RoadTest: Keithley 2110-120 Digital Multimeter
Evaluation Type: Independent Products
Did you receive all parts the manufacturer stated would be included in the package?: True
What other parts do you consider comparable to this product?: Keithley 2015, Agilent Truevolt
What were the biggest problems encountered?: The only fault I could find was the size and quality of the display, this cheapens the instrument that would otherwise be fantastic. The dual measurements were also a bit gimmicky when trying to take measurements from two separate input sources.
A couple of months ago I joined the element14 community and decided to sign up for a Road Test which I did, for a Keithley 2110 DMM, I was not really expecting to be selected but I was which was great – so thank you element14 for the meter and the opportunity to do this review.

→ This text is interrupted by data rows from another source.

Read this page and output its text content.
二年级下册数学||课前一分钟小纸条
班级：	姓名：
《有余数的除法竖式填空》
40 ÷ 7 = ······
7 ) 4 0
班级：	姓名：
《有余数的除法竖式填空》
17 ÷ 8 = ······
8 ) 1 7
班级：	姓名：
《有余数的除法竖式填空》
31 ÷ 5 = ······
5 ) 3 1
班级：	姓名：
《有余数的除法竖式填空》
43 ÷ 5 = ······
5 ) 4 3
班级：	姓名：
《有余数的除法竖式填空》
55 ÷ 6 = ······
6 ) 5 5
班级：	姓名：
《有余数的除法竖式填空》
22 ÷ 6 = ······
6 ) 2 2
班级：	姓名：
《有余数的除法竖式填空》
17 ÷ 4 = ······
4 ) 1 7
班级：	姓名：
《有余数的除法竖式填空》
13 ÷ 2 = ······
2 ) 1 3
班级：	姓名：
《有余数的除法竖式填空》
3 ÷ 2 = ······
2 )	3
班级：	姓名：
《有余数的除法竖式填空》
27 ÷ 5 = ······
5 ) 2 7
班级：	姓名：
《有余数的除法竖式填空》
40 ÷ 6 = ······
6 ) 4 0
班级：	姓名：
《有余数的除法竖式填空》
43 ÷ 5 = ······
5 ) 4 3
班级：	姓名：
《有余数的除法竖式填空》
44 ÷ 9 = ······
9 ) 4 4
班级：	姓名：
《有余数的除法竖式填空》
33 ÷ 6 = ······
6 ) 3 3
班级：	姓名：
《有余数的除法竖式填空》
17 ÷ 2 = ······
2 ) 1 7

On first impression I did not much like the display and that made me want to not like the meter too. However, as I reviewed the meter I warmed to it, its a good meter and I like it a lot more than I wanted to. I have specifically made this a video review so I wont write too much about the review here, you can watch the video for the detail (and the puppies too).
Here is a link to the blog page I also posted this review to.
In the teardowm, I tamper with the tamper-proof seal and open up the meter to see what was inside. While I am there I have a look at the build quality and the overall system architecture. Keithley have a long history of building quality test equipment and I thought it would be nice to see how the latest kit from Keithley stacks up to their past reputation. There is no less than three seperate micro controllers in this meter, actually this meter is a first class construction easily rivaling anything else in the professional range of desktop DMM's, again though its big letdown is the crappy LCD display they used.
Here is a link to the blog page I also posted this teardown to.
Here is a sketch outlining the systems key components and overall architechture.
After first unboxing and looking at the display I was really dissapointed, then I powered the unit up and saw the quality of the display and that done it - I was going to hate the meter, I was expecting the rest of the unit to be as cheap and tacky as the display. However, after use and especially after the teardown I got to like this meter, its performance (apart from the software based continuity beeper which is quite useless), its build quality and apparent accuracy (so far as I can tell) is absolutely first class.
If I had a wish list – or more to the point, if I were in charge of sales at Keithley this is what I would have done differently…
- Design in a decent display, anything other than what is in there – a nice VFD, or an OLED perhaps, or even a nicer LCD if you have to
- Make the continuity beeper useful - its way too slow response-wise
- Ship a thermocouple
- Write the software so it can be used on Windows, Linux and OSX – it really is not that hard to do
- Did I say a better display?
If I needed a trustworthy reading and one of these were to hand I would have no objection using it but because of the display I would not buy one of these myself.
I hope you found the review and teardown useful. If you feel that I have missed anything or would like me to expand on anything please post a comment and let me know. I would also wholeheartedly reccomend you read Lui Gough's review on this meter, he covered the software and data collection features of the meter really nicely, I was not able to use the software because I do not have a PC.
This Digital Multimeter is a great tool to have around the workshop. It is a little bit pricey, but it is well worth the money. Thanks for the useful diagram of the systems "overall architecture", and this useful review!
Someone pointed out to me that this Keithley Meter looks the same as these 6.5digit meters.
so thats interesting, I think Keithley migh be simply re-badging something else, perhaps putting in their own firmware and downgrading from 6.5 to 5.5 digit specs.